In the distance one has already caught sight of a very picturesque lighthouse. As the boat nears, this impression only grows, one photo is certainly not enough. Its red, white, red pattern is not only beautiful, but an international signal of just the type of danger that awaits passing craft. At this moment, it is sobering to consider how many craft and lives have been lost in these waters. Travel and Argentina is not for the faint of heart.
On the return journey, it is more than likely that the wind has finally gotten the better of the passengers, and at this point the crew and excellent guides have already prepared a generous tray of hot cocoa, coffee, tea, and maté. This, combined with an endless tray of cookies, serves to fortify one for the rest of the journey as, on the open water, the odd albatross engages in maneuvers reminiscent of a jet fighter.

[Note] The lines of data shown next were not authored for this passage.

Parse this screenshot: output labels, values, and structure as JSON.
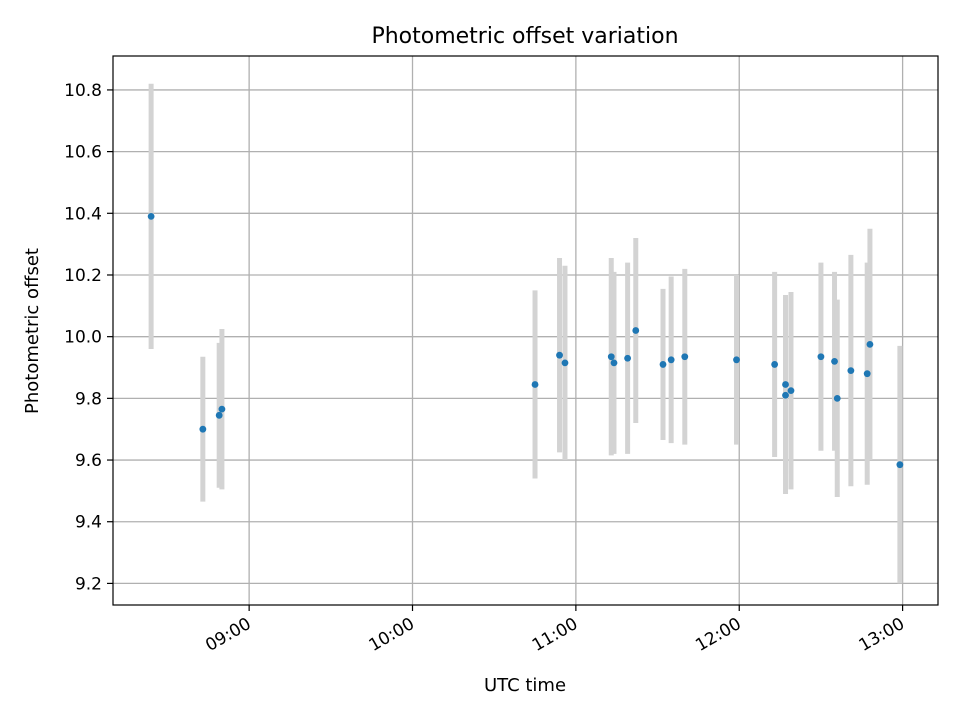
{
  "chart_data": {
    "type": "scatter",
    "title": "Photometric offset variation",
    "xlabel": "UTC time",
    "ylabel": "Photometric offset",
    "x_axis": {
      "scale": "time",
      "range": [
        "08:10",
        "13:13"
      ],
      "ticks": [
        "09:00",
        "10:00",
        "11:00",
        "12:00",
        "13:00"
      ]
    },
    "y_axis": {
      "range": [
        9.13,
        10.91
      ],
      "ticks": [
        "9.2",
        "9.4",
        "9.6",
        "9.8",
        "10.0",
        "10.2",
        "10.4",
        "10.6",
        "10.8"
      ]
    },
    "grid": true,
    "colors": {
      "point": "#1f77b4",
      "errorbar": "#d3d3d3",
      "grid": "#b0b0b0",
      "axes": "#000000"
    },
    "points": [
      {
        "t": "08:24",
        "y": 10.39,
        "err": 0.43
      },
      {
        "t": "08:43",
        "y": 9.7,
        "err": 0.235
      },
      {
        "t": "08:49",
        "y": 9.745,
        "err": 0.235
      },
      {
        "t": "08:50",
        "y": 9.765,
        "err": 0.26
      },
      {
        "t": "10:45",
        "y": 9.845,
        "err": 0.305
      },
      {
        "t": "10:54",
        "y": 9.94,
        "err": 0.315
      },
      {
        "t": "10:56",
        "y": 9.915,
        "err": 0.315
      },
      {
        "t": "11:13",
        "y": 9.935,
        "err": 0.32
      },
      {
        "t": "11:14",
        "y": 9.915,
        "err": 0.295
      },
      {
        "t": "11:19",
        "y": 9.93,
        "err": 0.31
      },
      {
        "t": "11:22",
        "y": 10.02,
        "err": 0.3
      },
      {
        "t": "11:32",
        "y": 9.91,
        "err": 0.245
      },
      {
        "t": "11:35",
        "y": 9.925,
        "err": 0.27
      },
      {
        "t": "11:40",
        "y": 9.935,
        "err": 0.285
      },
      {
        "t": "11:59",
        "y": 9.925,
        "err": 0.275
      },
      {
        "t": "12:13",
        "y": 9.91,
        "err": 0.3
      },
      {
        "t": "12:17",
        "y": 9.845,
        "err": 0.29
      },
      {
        "t": "12:17",
        "y": 9.81,
        "err": 0.32
      },
      {
        "t": "12:19",
        "y": 9.825,
        "err": 0.32
      },
      {
        "t": "12:30",
        "y": 9.935,
        "err": 0.305
      },
      {
        "t": "12:35",
        "y": 9.92,
        "err": 0.29
      },
      {
        "t": "12:36",
        "y": 9.8,
        "err": 0.32
      },
      {
        "t": "12:41",
        "y": 9.89,
        "err": 0.375
      },
      {
        "t": "12:47",
        "y": 9.88,
        "err": 0.36
      },
      {
        "t": "12:48",
        "y": 9.975,
        "err": 0.375
      },
      {
        "t": "12:59",
        "y": 9.585,
        "err": 0.385
      }
    ]
  }
}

It isn’t long before the boat reaches its final stop—one of the Bridges islands. Alighting here, the guides show the compelling C shaped mounds that are ancient rubbish-heaps-turned-wind-breaks of the indigenous Yamana. Standing mid-channel in the stiff wind, it is no wonder these adaptable people found it necessary. Climbing the hill, one turns in a circle, taking in the view: the town of Ushuaia to the north, channel and the Atlantic to the East, Chile and eventually Cape Horn to the South, channel and eventually the Pacific to the West. The Ushuaia Beagle Channel Boat Cruise ends with a short journey back. Surely one at this point feels joy at choosing to travel, and Argentina in particular.